On December 8, 2004, Judge Pauley ruled that Critical Mass is in fact a legal ride and does not require a permit. The Judge’s ruling, however, did not contain anything to restrain the NYPD. Confrontations continued, spilling into the smaller Brooklyn Critical Mass (which met on the second Friday of every month), where mere handfuls of bikers routinely found police vans and scooters waiting for them. On one rainy night, the NYPD snatched and cuffed the cyclists, telling them that it was “a show of force” before releasing them without arrest.

It’s time for a quick lesson in politics: when a delegation from the city of Messina complained to the Roman General Pompey of his legions’ brutality when they retook Sicily from the Marians, he replied, “Stop quoting the laws to us. We carry swords.”

It’s January 2005 and the presidential inauguration; then February and the Lynne Stewart conviction; then March and another year of the Iraq war and occupation. In the courts, the federal injunction has settled into stalemate, but the New Year brings more of the same on the streets: scooters, helicopters, vans, trucks, then arrests. In Brooklyn, the NYPD routinely outnumber riders by two or three to one. In Manhattan, metal barricades and orange nets surround Union Square. On 17th Street, sparks fly as grinders cut locks from parked bicycles — how proud we are of our amendments.

Critical Mass is smaller for the cold weather, faster in the winter streets. After months of conflict, many riders have developed a hyper-alertness. Critical Mass moves with a new tension. The NYPD remains the same, unaffected by the cold weather, though some officers complain. Month after month, it’s bikers and police—neither backing down.
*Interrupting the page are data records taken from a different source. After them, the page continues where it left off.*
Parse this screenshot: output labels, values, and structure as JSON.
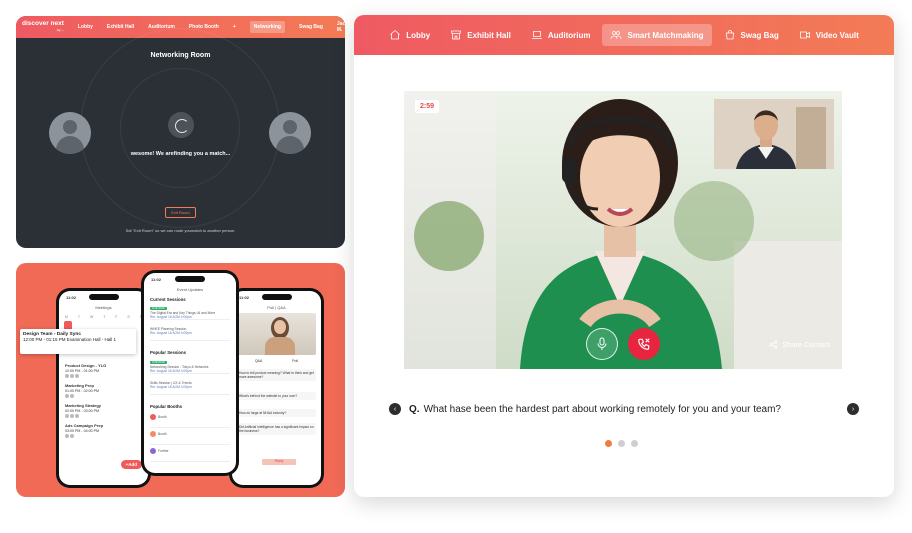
{
  "networking": {
    "logo_main": "discover next",
    "logo_sub": "by ...",
    "nav": [
      "Lobby",
      "Exhibit Hall",
      "Auditorium",
      "Photo Booth",
      "+",
      "Networking",
      "Swag Bag"
    ],
    "active_nav": "Networking",
    "user": "Jack M.",
    "title": "Networking Room",
    "status": "wesome! We arefinding you a match...",
    "exit_label": "Exit Room",
    "hint": "Sdt \"Exit Room\" so we can route youmatch to another person."
  },
  "mobile": {
    "time": "11:02",
    "phone1": {
      "header": "Meetings",
      "week": [
        "M",
        "T",
        "W",
        "T",
        "F",
        "S",
        "S"
      ],
      "popup_title": "Design Team - Daily Sync",
      "popup_sub": "12:00 PM - 01:15 PM   Examination Hall - Hall 1",
      "items": [
        {
          "title": "Product Design - YLG",
          "sub": "12:00 PM - 01:00 PM"
        },
        {
          "title": "Marketing Prep",
          "sub": "01:00 PM - 02:00 PM"
        },
        {
          "title": "Marketing Strategy",
          "sub": "02:00 PM - 03:00 PM"
        },
        {
          "title": "Ads Campaign Prep",
          "sub": "03:00 PM - 04:00 PM"
        }
      ],
      "add_label": "+Add"
    },
    "phone2": {
      "header": "Event Updates",
      "section1": "Current Sessions",
      "s1": [
        {
          "tag": "LIVE NOW",
          "title": "The Digital Era and Key Things: AI and More",
          "link": "Rm: August 16 AGM 4:00pm"
        },
        {
          "tag": "",
          "title": "WHEE Planning Session",
          "link": "Rm: August 16 AGM 4:00pm"
        }
      ],
      "section2": "Popular Sessions",
      "s2": [
        {
          "tag": "LIVE NOW",
          "title": "Networking Session - Tokyo & Networks",
          "link": "Rm: August 16 AGM 4:00pm"
        },
        {
          "tag": "",
          "title": "Skills Session | UX & Trends",
          "link": "Rm: August 16 AGM 4:00pm"
        }
      ],
      "section3": "Popular Booths",
      "booths": [
        "Booth",
        "Booth",
        "Further"
      ]
    },
    "phone3": {
      "header": "Poll | Q&A",
      "tabs": [
        "Q&A",
        "Poll"
      ],
      "questions": [
        "How to tell product meaning? What to think and get more awesome?",
        "What's behind the website to your own?",
        "How do large at NHAA industry?",
        "Did Artificial Intelligence has a significant impact on the business?"
      ],
      "reply_label": "Reply"
    }
  },
  "matchmaking": {
    "nav": [
      {
        "label": "Lobby",
        "icon": "home-icon"
      },
      {
        "label": "Exhibit Hall",
        "icon": "store-icon"
      },
      {
        "label": "Auditorium",
        "icon": "laptop-icon"
      },
      {
        "label": "Smart Matchmaking",
        "icon": "people-icon"
      },
      {
        "label": "Swag Bag",
        "icon": "bag-icon"
      },
      {
        "label": "Video Vault",
        "icon": "video-icon"
      }
    ],
    "active_nav": "Smart Matchmaking",
    "timer": "2:59",
    "share_label": "Share Contact",
    "question_prefix": "Q.",
    "question": "What hase been the hardest part about  working remotely  for you and your team?",
    "pagination_active": 0,
    "pagination_count": 3,
    "colors": {
      "accent_start": "#ef5a62",
      "accent_end": "#f37b56",
      "end_call": "#e8243f",
      "dot_active": "#f07b3f"
    }
  }
}
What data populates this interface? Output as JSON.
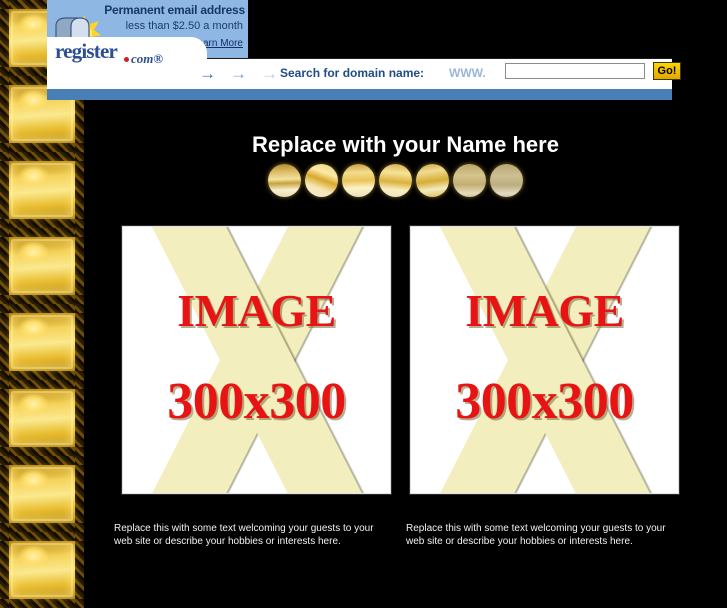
{
  "colors": {
    "background": "#000000",
    "banner_blue_bar": "#4a7fb5",
    "promo_panel": "#8fb7e3",
    "logo_blue": "#2b4f93",
    "placeholder_red": "#e81313",
    "placeholder_x": "#f2eebd",
    "go_button_yellow": "#ffd400",
    "gold": "#f3e2a0"
  },
  "ad": {
    "promo": {
      "title": "Permanent email address",
      "subtitle": "less than $2.50 a month",
      "link_label": "Learn More",
      "icon_name": "mailbox-icon"
    },
    "logo": {
      "register_text": "register",
      "com_text": "com®"
    },
    "arrows": [
      "→",
      "→",
      "→"
    ],
    "search": {
      "label": "Search for domain name:",
      "www_prefix": "WWW.",
      "input_value": "",
      "input_placeholder": "",
      "go_label": "Go!"
    }
  },
  "page": {
    "title": "Replace with your Name here"
  },
  "nav_bullets": [
    {
      "name": "nav-bullet-1"
    },
    {
      "name": "nav-bullet-2"
    },
    {
      "name": "nav-bullet-3"
    },
    {
      "name": "nav-bullet-4"
    },
    {
      "name": "nav-bullet-5"
    },
    {
      "name": "nav-bullet-6"
    },
    {
      "name": "nav-bullet-7"
    }
  ],
  "placeholders": [
    {
      "line1": "IMAGE",
      "line2": "300x300"
    },
    {
      "line1": "IMAGE",
      "line2": "300x300"
    }
  ],
  "captions": [
    "Replace this with some text welcoming your guests to your web site or describe your hobbies or interests here.",
    "Replace this with some text welcoming your guests to your web site or describe your hobbies or interests here."
  ],
  "sidebar": {
    "tile_count": 8,
    "tile_name": "decorative-gold-frame-tile"
  }
}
On March 22, 2005, the city filed a new lawsuit in State Court. This time, it framed the Time’s Up group as the mastermind behind Critical Mass. Is the idea of a leaderless event really so hard to swallow? The lawsuit enjoins Time’s Up from promoting Critical Mass (though the ride has been advertised in dozens of New York publications). More importantly, the lawsuit seeks to establish a precedent that would place in the hands of the police the power to dictate how many people can assemble in a public park. If the city wins, the NYPD can disperse a gathering of twenty or more people at its discretion.

The Problem

It would be easy to dismiss the entire Critical Mass affair as a sign of the times. But how far can last year’s political vortex reach? This year, the next? And how long can the NYPD remain mobilized against its own city? To suggest that the maintenance of a political prerogative justifies the NYPD’s recent behavior would be insufficient – indeed, pathetic. A more plausible logic might say that once defied, police forces will move to reestablish their authority, often with crushing force — move for those out there who can still remember Osage Ave and Gregore Sambor. It’s a simple explanation and one that works.

But where has the Mayor been in all of this? Why has the city’s top executive consistently condoned the actions of this massive, aggressive, and very costly police force against a bike ride? If the vision for our later-day New York is of a city so stunted and strangled by its own security apparatus that even a bike ride presents a threat, then New York has truly become the embodiment of our national crisis.

The powers that be never seem to have grasped Critical Mass on a conceptual level. The riders are anarchists or hooligans or whatever term will sell that day — anything but simply citizens of New York. It’s right and proper that the only coherent and consistent position regarding Critical Mass has come from the bikers themselves. In nearly a year of struggle with the country’s premier police force, Critical Mass has never been stopped. And in that same year, there has never been a shortage of bodies willing to stand up for themselves and their community. From Critical Mass comes a definitive position: “Still We Ride.”